Starting fresh in manufacturing, Forbion startup refuels to steer next-gen gene therapy approach for ALS, Alzheimer's into clinic
Forbion laid out its case for a next-generation gene therapy approach when it took the wraps off VectorY Therapeutics and its vectorized antibody tech in February. Now, the Dutch VC has tapped an experienced hand at cell and gene therapy manufacturing to steer the ship — and pulled a marquee syndicate for a €31 million ($37.6 million) seed round.
Alexander Vos, the new CEO, is a venture partner at BioGeneration Ventures and jumps immediately from VarmX, a BGV portfolio company developing an anticoagulant. But before that, he had led Dutch CDMO PharmaCell for eight years until it was bought out by Lonza.
There, Vos got a close-up look at the limits of the traditional gene replacement approach and viral vector manufacturing, from lack of specificity for certain tissues to low efficiency. He had seen companies walk in with semi-academic processes that would take a long time to scale up.
That’s just not going to cut it these days.
“If we are going to address larger disease areas in the CNS and muscle disorder space, we have to bring down the cost of goods and we have to get better at manufacturing,” he said.
Those are the two disease areas that VectorY is pursuing, with the hypothesis that if you could just get past the classic distribution barriers and express an antibody inside cells through a vector that encodes for it, you can make a real difference in diseases like amyotrophic lateral sclerosis, Alzheimer’s disease and a variety of muscle disorders.
In proving that, they will also have to sidestep the safety issues that have troubled Voyager’s vectorized antibody programs in similar neuro diseases including ALS, Parkinson’s and Alzheimer’s.
For ALS in particular, VectorY has teamed up with an unnamed partner to vectorize their antibody candidates, an approach that they believe will be more effective because it can get into the brain better.

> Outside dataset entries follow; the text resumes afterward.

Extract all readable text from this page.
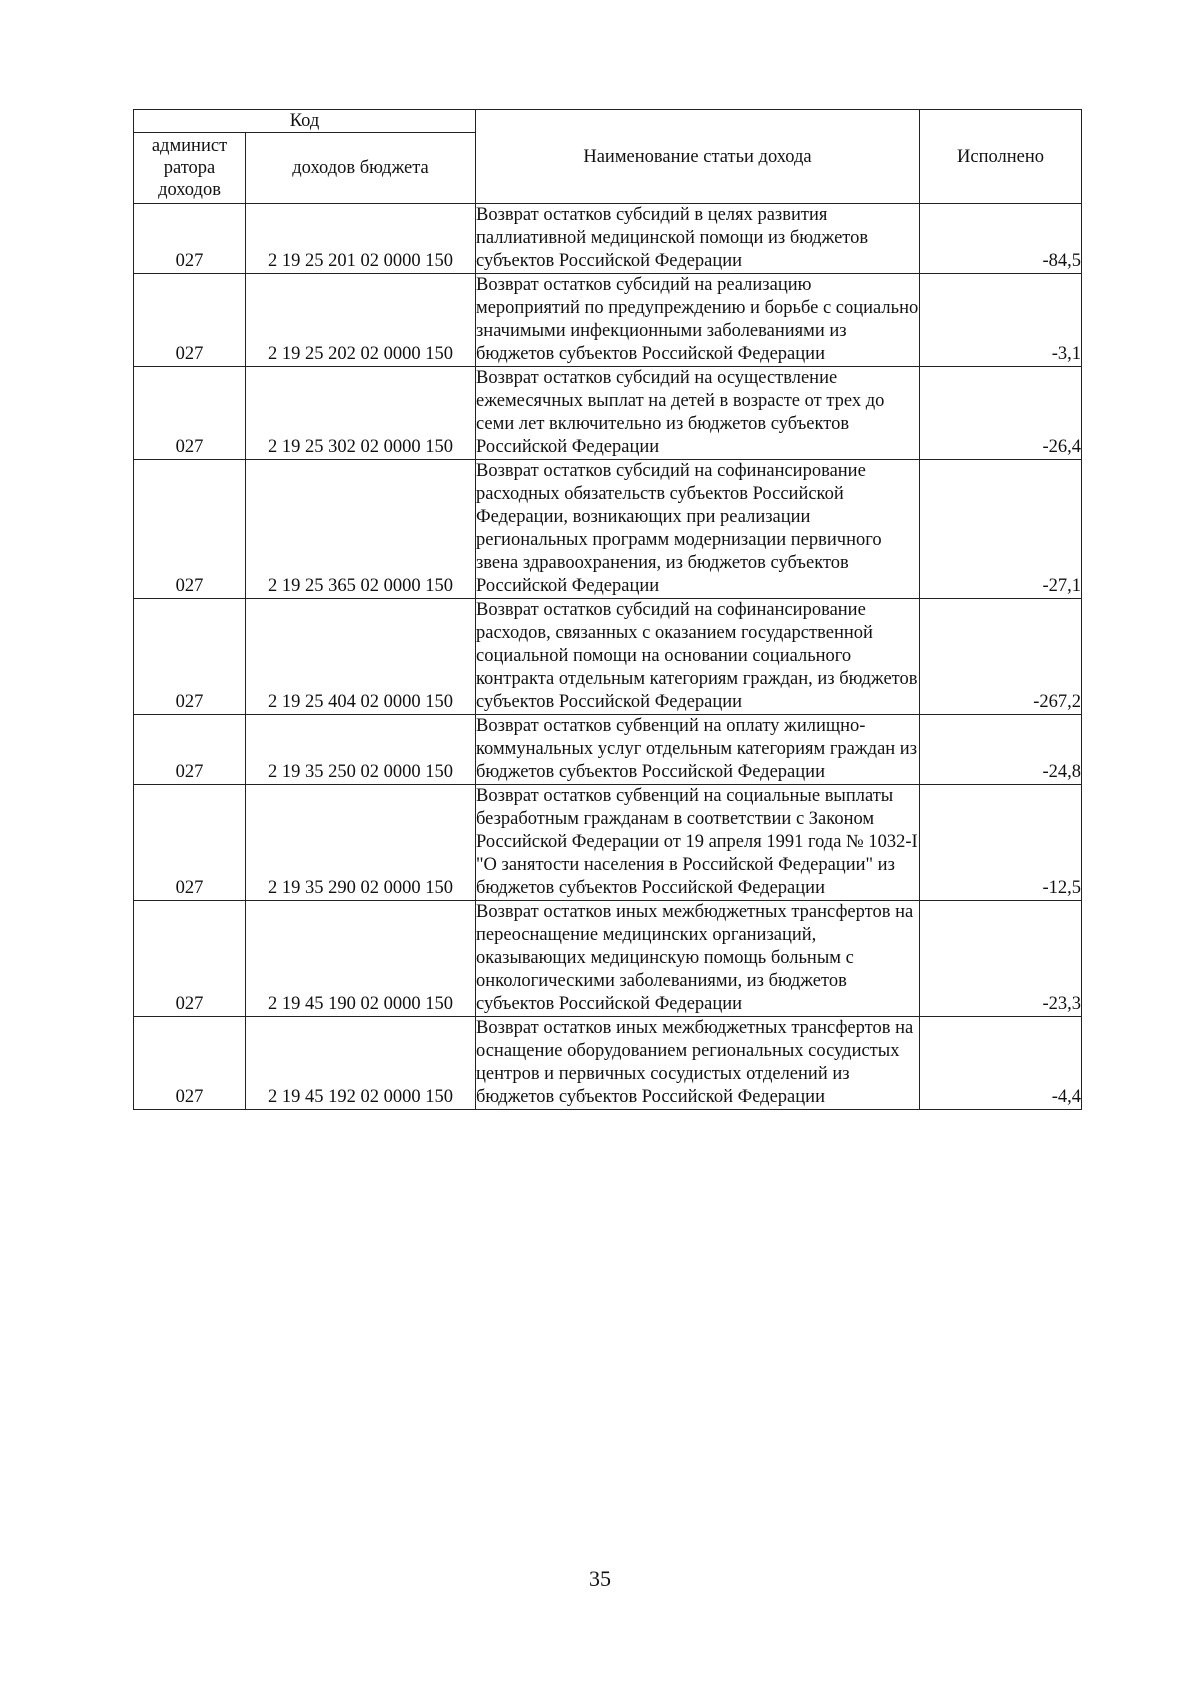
Код		Наименование статьи дохода	Исполнено
админист ратора доходов	доходов бюджета		
027	2 19 25 201 02 0000 150	Возврат остатков субсидий в целях развития паллиативной медицинской помощи из бюджетов субъектов Российской Федерации	-84,5
027	2 19 25 202 02 0000 150	Возврат остатков субсидий на реализацию мероприятий по предупреждению и борьбе с социально значимыми инфекционными заболеваниями из бюджетов субъектов Российской Федерации	-3,1
027	2 19 25 302 02 0000 150	Возврат остатков субсидий на осуществление ежемесячных выплат на детей в возрасте от трех до семи лет включительно из бюджетов субъектов Российской Федерации	-26,4
027	2 19 25 365 02 0000 150	Возврат остатков субсидий на софинансирование расходных обязательств субъектов Российской Федерации, возникающих при реализации региональных программ модернизации первичного звена здравоохранения, из бюджетов субъектов Российской Федерации	-27,1
027	2 19 25 404 02 0000 150	Возврат остатков субсидий на софинансирование расходов, связанных с оказанием государственной социальной помощи на основании социального контракта отдельным категориям граждан, из бюджетов субъектов Российской Федерации	-267,2
027	2 19 35 250 02 0000 150	Возврат остатков субвенций на оплату жилищно-коммунальных услуг отдельным категориям граждан из бюджетов субъектов Российской Федерации	-24,8
027	2 19 35 290 02 0000 150	Возврат остатков субвенций на социальные выплаты безработным гражданам в соответствии с Законом Российской Федерации от 19 апреля 1991 года № 1032-I "О занятости населения в Российской Федерации" из бюджетов субъектов Российской Федерации	-12,5
027	2 19 45 190 02 0000 150	Возврат остатков иных межбюджетных трансфертов на переоснащение медицинских организаций, оказывающих медицинскую помощь больным с онкологическими заболеваниями, из бюджетов субъектов Российской Федерации	-23,3
027	2 19 45 192 02 0000 150	Возврат остатков иных межбюджетных трансфертов на оснащение оборудованием региональных сосудистых центров и первичных сосудистых отделений из бюджетов субъектов Российской Федерации	-4,4
35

With animal studies now ongoing, Vos notes the ALS program will likely become the lead program with clinical studies on the horizon for 2023.
They will pursue a similar idea in Alzheimer’s — a field that’s now changed psychologically, Vos remarked, because the approval of Biogen’s Aduhelm showed it’s possible — in terms of vectorizing antibodies that can clear protein aggregates, although the exact approach has not been decided. The first muscle indication also remains to be selected, which will likely happen later this year.
“We see our pipeline expanding through multiple collaborations combining worldclass antibody knowhow with our knowhow on the gene therapy and vectorized antibody space,” he added.
Joining the group of gene therapy vets already on the team will be Sander van Deventer, co-founder of Forbion, who is perhaps best known for his work on the gene therapy Glybera and then helping create uniQure — a place both CSO Pavlina Konstantinova and VP of vector development Barbara Sanders have spent time at. Sanofi Genzyme vet Carlo Incerti continues to chair the board while Marco Boorsma, formerly interim CEO, will now step back and take a board seat.
Building an in-house manufacturing capacity with this experienced crew is key to Vos’ plan for the company, initially with a CDMO partner whom it will help on the process development front in exchange for a dedicated part of the facility, so that they won’t be at the mercy of scheduling.
In the long term, the plan — backed by Forbion and new investors at BGV as well as Eli Lilly — will be to establish its own plant in the Netherlands.
“The truth always is that you have enormous latency in the industry, because people are locked into their processes because of the CMC and regulatory environment, right? They cannot change away from that. So it’s always slow,” he said. “I think it’s sometimes easier to just start fresh.”